The Soviet Union has formally rejected a West European negotiating initiative on Afghanistan, a slap at British suggestions that the Soviets were keeping options open on the proposal.

Monitor correspondent Ned Temko reports that diplomatic sources in Moscow said the Soviet reply came in an "aide-memoire" presented last week to a British Foreign Office representative in London.

The European initiative, based on ideas formulated by the British, was formally conveyed to the Soviets during a visit here in early July by the British foreign secretary, Lord Carrington.

The note delivered in London termed the initiative both unrealistic and "unacceptable," diplomatic sources in Moscow said.

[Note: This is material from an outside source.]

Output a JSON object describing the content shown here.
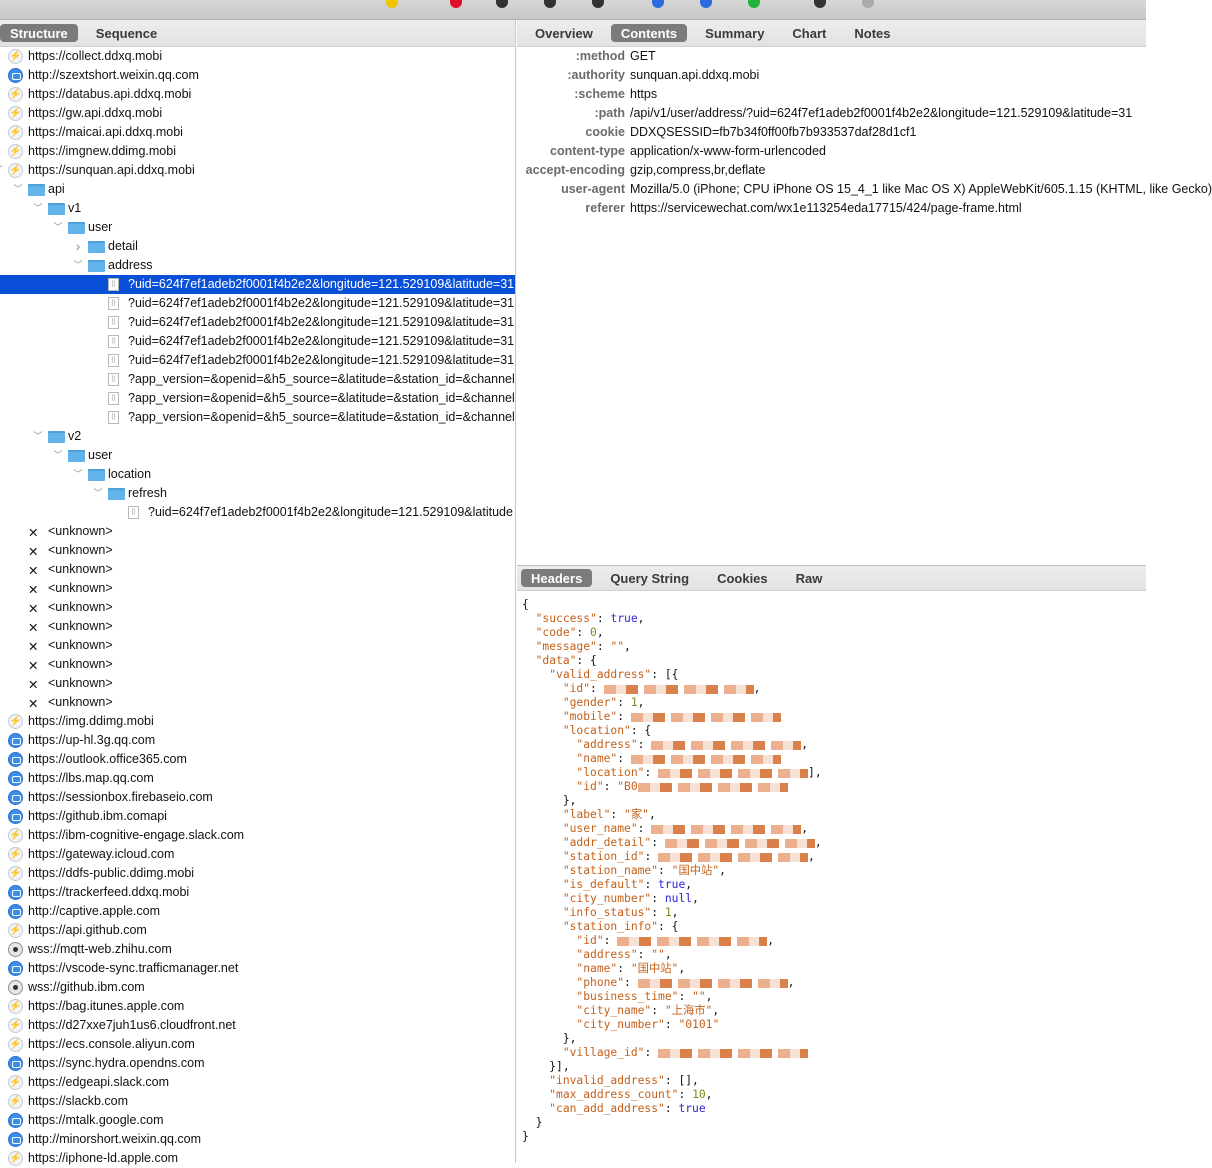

The proposal was clearly tailored to tempt the Soviets into talks, and its wording did not directly challenge Moscow's contention that its intervention in Afghanistan had been in reply to "imperialist" interference there.

Diplomats here cautioned that the Soviets might yet choose to move on the European proposal, if and when they felt the moment was politically right for withdrawal of their troops from Afghanistan. But for the time being at least, one diplomat remarked, the latest Soviet more amounted to throwing cold water on the European initiative.

The Soviets have charged that West Europe wants to seal an Afghanistan settlement "behind the back" of the Soviet-su pported regime there.